National Assembly Speaker Chung Sye-kyun walks into a briefing room at the legislature to speak to reporters on Tuesday. (Yonhap)
The parliament’s special committee for constitutional revision, comprising representatives from all four negotiating blocs, decided Monday to work out a revision draft by next February.
“I will actively support the committee,” Chung said.
South Korea’s Constitution was last amended in 1987 to reintroduce direct presidential elections and end decades of military dictatorship. Parties across the aisle agree that the basic law needs to be updated to reflect social and political changes that have taken place over the past 30 years.
As for the direction of the reform, Chung stressed the distribution of power.
“The base of the constitutional revision should be the decentralization of the state power, or it would be a change for the worse,” The 66-year-old veteran lawmaker said.
On the parliamentary gridlock on the Moon Jae-in administration’s personnel nominations and an extra budget plan, Chung expressed both regret and determination to bring the parties together.
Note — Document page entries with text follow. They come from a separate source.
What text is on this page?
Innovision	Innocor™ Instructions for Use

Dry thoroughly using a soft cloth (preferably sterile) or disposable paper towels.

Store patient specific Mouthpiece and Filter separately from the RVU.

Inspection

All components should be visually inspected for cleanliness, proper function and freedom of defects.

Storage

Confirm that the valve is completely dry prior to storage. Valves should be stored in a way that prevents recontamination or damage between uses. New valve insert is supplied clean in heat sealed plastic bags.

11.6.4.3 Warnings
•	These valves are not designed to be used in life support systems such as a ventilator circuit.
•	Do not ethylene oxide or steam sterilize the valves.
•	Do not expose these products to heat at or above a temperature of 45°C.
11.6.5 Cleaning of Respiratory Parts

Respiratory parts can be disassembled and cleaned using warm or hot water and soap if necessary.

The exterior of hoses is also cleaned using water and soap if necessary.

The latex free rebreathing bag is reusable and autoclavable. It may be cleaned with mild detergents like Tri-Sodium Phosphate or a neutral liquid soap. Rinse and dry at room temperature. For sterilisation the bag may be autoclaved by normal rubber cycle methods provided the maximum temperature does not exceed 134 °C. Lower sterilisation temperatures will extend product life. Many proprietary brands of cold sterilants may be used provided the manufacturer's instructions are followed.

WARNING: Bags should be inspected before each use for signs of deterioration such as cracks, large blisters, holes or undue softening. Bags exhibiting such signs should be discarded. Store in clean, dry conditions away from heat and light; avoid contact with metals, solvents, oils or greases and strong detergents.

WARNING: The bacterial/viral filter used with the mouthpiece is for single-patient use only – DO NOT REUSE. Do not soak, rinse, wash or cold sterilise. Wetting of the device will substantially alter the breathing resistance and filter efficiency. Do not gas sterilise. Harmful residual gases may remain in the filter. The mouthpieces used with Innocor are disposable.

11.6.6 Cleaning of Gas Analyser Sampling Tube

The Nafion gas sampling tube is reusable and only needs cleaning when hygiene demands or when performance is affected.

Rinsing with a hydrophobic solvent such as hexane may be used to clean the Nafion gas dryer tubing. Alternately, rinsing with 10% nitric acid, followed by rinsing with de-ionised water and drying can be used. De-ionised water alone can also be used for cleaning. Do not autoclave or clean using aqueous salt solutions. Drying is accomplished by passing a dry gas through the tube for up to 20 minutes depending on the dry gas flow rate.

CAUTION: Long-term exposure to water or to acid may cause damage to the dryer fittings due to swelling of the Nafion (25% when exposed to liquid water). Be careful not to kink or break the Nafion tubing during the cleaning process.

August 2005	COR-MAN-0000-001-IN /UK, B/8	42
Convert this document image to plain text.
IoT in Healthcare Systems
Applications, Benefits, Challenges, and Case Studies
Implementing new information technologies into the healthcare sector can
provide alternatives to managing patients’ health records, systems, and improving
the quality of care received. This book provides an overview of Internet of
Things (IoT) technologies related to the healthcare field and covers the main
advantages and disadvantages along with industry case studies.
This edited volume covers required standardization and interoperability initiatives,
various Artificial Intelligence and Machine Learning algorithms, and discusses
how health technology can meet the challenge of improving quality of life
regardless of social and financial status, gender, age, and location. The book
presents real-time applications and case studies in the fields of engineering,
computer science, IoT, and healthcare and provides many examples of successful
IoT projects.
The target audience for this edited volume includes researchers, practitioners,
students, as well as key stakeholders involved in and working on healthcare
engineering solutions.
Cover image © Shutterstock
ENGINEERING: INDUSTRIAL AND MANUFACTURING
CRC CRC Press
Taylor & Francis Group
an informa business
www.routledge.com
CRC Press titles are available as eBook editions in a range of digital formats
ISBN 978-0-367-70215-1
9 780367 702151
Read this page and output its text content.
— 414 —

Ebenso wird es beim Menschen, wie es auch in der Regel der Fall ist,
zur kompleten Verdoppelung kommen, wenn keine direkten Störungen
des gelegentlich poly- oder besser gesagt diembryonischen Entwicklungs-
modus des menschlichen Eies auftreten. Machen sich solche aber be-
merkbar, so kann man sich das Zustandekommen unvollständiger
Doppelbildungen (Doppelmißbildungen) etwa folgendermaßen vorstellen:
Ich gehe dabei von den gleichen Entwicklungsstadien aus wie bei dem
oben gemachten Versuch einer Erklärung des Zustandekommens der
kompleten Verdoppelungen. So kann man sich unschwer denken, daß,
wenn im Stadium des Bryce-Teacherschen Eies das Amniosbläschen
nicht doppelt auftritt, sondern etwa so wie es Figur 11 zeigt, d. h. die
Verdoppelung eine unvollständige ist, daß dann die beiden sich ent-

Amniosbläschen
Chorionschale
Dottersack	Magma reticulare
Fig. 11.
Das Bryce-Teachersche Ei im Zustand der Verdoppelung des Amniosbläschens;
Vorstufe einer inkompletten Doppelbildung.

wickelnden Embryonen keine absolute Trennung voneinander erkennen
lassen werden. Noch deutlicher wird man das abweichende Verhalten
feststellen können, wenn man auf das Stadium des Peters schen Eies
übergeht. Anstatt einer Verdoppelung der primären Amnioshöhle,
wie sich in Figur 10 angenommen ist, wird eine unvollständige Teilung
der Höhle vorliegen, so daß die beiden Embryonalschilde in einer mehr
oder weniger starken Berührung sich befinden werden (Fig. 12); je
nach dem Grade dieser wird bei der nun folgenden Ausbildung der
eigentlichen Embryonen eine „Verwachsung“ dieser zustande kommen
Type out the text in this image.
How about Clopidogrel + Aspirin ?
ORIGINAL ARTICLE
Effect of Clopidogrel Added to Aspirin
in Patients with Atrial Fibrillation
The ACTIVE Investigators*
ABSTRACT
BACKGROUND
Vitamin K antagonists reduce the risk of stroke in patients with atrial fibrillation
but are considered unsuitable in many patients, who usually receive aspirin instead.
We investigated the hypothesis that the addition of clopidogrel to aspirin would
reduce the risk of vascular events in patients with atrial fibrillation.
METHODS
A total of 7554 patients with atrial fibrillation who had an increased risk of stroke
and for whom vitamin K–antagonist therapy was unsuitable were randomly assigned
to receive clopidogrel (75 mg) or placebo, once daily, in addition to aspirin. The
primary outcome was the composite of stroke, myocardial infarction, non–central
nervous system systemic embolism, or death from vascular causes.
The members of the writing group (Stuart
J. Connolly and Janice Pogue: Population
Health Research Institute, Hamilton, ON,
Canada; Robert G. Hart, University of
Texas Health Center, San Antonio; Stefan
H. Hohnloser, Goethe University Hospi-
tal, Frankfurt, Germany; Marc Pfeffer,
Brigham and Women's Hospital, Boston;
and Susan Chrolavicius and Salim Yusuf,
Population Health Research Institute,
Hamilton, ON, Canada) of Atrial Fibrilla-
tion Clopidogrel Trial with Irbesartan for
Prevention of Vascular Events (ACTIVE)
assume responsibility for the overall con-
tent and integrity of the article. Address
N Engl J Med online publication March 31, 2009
“I am regretful that the main opposition party is rejecting all multilateral meetings,” he said, urging the party to return to talks.
The No. 1 conservative Liberty Korea Party has been boycotting meetings held with both the ruling and opposition parties since the Assembly passed a bill to endorse Prime Minister Lee Nak-yon despite its objections.
“Communication is the best answer to the current situation. Yesterday, the president’s visit to the parliament showed his hopes for parties’ cooperation. That hope is also shared by the citizens, and if politicians respect that, it would all work out.”
No party can hold power forever and it is important that the parties foster the wisdom to step back at times, he added.